Wednesday, February 18, 2009

Icy in Providence

When we drove west down 195 toward Providence, it hadn't yet begun to snow, but the clouds were looming: But it was warm (metaphorically at least) and cozy at Ben and Mary and Kitty's house: And at Ada Books they offered quite a spread--bread, cheese, grapes, cookies--thanks, guys! And here is the crowd, who bundled up in their hippest sweaters and ventured out through the pouring snow to hear Brian Evenson: Tomorrow, we'll get up early, drive to Boston, return the rental Prius (because we love the earth like that) to the Enterprise in Cambridge, take the redline to South Station, get on the Fung Wah bus to Manhattan, then take the subway to Brooklyn-- easy peazy one two threesie. See you tomorrow night at 7:30 at Freebird Books where we'll be reading with Rebecca Barry!

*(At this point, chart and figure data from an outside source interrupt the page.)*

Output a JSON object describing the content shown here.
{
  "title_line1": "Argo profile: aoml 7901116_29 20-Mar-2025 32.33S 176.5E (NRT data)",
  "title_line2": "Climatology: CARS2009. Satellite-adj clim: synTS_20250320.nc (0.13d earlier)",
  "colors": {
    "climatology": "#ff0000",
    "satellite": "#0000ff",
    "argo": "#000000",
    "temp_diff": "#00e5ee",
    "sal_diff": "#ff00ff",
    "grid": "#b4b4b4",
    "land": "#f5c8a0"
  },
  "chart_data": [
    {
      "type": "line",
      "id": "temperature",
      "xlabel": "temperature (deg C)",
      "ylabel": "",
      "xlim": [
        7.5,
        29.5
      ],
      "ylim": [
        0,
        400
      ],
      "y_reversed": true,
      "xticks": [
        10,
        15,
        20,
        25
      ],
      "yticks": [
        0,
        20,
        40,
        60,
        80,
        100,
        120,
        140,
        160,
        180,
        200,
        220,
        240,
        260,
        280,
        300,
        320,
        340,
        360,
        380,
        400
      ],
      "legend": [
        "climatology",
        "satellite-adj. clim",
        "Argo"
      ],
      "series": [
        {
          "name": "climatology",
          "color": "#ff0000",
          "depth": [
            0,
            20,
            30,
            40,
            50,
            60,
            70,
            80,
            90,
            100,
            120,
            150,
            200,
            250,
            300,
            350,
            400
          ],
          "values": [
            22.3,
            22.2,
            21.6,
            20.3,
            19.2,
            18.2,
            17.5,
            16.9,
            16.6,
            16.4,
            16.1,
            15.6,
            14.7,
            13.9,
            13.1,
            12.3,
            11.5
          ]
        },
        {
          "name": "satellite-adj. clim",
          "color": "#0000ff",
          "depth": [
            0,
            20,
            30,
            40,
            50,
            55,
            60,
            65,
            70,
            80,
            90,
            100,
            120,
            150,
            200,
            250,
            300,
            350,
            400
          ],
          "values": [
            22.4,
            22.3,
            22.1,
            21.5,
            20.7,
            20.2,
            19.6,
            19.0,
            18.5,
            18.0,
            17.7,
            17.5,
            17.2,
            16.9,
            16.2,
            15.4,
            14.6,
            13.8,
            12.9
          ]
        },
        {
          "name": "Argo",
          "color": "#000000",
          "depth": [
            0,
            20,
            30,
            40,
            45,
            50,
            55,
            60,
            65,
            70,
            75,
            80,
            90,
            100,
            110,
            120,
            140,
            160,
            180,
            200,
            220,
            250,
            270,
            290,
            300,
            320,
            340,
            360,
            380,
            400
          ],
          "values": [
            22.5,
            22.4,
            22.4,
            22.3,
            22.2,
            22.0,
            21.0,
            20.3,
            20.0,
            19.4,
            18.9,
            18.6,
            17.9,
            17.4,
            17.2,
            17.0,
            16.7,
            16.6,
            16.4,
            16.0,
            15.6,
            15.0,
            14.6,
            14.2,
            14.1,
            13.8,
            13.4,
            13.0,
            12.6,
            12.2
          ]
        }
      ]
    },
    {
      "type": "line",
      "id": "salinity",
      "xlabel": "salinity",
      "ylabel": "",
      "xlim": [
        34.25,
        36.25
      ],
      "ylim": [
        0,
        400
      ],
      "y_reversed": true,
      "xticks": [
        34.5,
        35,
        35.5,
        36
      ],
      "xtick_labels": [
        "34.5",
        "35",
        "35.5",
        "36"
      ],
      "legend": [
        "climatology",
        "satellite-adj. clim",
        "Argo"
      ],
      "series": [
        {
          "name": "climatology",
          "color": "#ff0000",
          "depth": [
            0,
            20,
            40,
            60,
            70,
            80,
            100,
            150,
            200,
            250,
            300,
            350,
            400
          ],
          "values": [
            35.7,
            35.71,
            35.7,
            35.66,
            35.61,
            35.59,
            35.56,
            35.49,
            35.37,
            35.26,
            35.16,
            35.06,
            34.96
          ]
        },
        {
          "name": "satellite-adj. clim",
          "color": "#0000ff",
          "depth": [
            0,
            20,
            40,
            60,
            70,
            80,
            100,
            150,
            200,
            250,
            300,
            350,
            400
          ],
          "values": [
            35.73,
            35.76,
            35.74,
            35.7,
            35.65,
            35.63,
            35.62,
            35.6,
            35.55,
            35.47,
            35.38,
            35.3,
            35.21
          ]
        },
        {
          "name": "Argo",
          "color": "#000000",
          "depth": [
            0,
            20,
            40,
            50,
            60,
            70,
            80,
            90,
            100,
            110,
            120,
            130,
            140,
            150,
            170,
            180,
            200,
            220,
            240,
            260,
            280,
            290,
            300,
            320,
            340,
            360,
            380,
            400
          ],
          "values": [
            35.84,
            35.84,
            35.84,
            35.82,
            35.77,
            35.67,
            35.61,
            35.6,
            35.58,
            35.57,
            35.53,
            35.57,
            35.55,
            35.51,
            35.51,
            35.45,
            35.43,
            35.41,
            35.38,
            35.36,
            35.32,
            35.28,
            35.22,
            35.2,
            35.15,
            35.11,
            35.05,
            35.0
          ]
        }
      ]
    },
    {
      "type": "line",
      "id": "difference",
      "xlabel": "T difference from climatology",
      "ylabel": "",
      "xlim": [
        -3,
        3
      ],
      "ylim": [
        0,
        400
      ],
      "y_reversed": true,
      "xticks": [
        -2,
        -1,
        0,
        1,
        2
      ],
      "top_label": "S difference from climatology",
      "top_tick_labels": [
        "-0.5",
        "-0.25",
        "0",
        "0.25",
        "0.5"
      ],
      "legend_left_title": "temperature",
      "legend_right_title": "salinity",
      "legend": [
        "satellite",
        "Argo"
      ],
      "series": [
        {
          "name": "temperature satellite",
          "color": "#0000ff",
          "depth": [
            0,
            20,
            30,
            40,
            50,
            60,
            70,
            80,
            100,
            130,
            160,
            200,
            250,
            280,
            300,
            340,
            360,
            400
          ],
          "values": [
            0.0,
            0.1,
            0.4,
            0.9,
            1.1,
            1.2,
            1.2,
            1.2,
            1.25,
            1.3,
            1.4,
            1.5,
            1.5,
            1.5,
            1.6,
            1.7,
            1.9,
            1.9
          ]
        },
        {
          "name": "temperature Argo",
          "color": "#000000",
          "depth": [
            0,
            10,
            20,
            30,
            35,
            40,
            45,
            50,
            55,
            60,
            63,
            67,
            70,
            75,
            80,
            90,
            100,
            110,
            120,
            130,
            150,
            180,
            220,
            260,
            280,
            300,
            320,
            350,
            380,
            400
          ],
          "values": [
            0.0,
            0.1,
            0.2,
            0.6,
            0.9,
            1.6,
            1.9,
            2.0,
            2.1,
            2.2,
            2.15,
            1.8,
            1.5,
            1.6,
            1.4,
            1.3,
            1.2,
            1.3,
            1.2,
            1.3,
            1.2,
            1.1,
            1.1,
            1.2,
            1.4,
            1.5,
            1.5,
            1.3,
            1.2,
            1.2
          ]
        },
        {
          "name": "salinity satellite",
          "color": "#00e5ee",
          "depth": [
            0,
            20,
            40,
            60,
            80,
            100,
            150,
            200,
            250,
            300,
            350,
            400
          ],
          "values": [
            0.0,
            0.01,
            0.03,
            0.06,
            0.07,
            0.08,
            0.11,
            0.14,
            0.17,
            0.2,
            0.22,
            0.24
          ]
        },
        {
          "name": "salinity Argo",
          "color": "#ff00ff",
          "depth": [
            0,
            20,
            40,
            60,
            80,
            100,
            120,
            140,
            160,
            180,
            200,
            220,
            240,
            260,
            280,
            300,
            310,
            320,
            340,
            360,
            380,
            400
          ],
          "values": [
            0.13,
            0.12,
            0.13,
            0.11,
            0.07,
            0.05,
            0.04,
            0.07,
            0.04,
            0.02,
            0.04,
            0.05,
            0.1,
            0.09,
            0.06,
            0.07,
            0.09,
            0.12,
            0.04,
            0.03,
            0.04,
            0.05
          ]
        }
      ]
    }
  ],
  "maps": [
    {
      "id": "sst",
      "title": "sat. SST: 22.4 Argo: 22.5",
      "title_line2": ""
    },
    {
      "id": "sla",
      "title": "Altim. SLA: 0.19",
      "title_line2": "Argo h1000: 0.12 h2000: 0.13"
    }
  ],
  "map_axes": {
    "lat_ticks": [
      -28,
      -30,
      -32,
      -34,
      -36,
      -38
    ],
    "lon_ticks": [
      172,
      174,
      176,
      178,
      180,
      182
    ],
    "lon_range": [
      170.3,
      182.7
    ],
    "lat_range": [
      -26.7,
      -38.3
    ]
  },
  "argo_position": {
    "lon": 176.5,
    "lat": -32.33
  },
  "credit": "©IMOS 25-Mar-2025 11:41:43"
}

Another day, another review...

...this time from Aarti Nagaraju at her Booklust blog here.

Full disclosure: Aarti is one of my little sister Beth's best friends. She did a great job reviewing the book in a really honest way. "It's a thinking person's book- and it was fun to read it and be challenged by reading again, in ways I haven't been for so long," she writes. Thanks, Aarti!

Sweet Rest in Heaven...

...said the hand-stiched sampler on the wall of Room 12 at the White Horse Inn where I had the best sleep so far of the East Coast leg of the tour; it felt kind of like this... ...and I'm pretty sure this restfulness is a testament to the comfort and hospitality of the White Horse, and not just the several or so beers Kyle and I downed at the Governor Bradford after our reading. Before we read, we were interviewed for the "Art Talk" radio program on WOMR, hosted by the generous and enthusiastic Chris Busa, pictured here with me and a couple of other fans at the Provincetown Art Association Museum: Provincetown shrinks way down in population during the off-season, so our crowd was not terribly crowded. But the room we read in at PAAM was acoustically awesome and the walls were covered in black and white photographs, including this one of my all-time favorite poet and mysterious disapearee Weldon Kees, who I think loved Provincetown the way I love it: Did you know that before they rocked Plymouth, the Pilgrims landed at Provincetown? They did! And Provincetown has the monument to prove it: Did you also know that I used to live in Provincetown, courtesy of the Fine Arts Work Center, where Martin was a fiction fellow? I did! And it's been wonderful to be back, if only for 24 hours. Look at this... ...and this...
...and this:
Provincetown is so beautiful, just contantly casually all-the-time, like your friend who is gorgeous even first thing in the morning, unshowered and with her hair all messed up and no makeup or anything. Provincetown, how do you do it, and what is your secret? Here, Kyle contemplates these questions, or maybe something else, as he gazes out across the lonely bay: The quality of the loneliness in Provincetown is ever-present, but superior to the loneliness of the Pacific Northwest, though I'm not entirely sure why. Maybe it's because, geographically, though it is at the very end of the land... ...it is also at the forefront of the country in the Eastern time zone, and even though you are isolated, you are also by default kind of avant-garde?

We have to leave the Cape soon to make it to Providence in time for our reading there at Ada Books with Brian Evenson tonight at 7:00. You should try to make it too! See you there.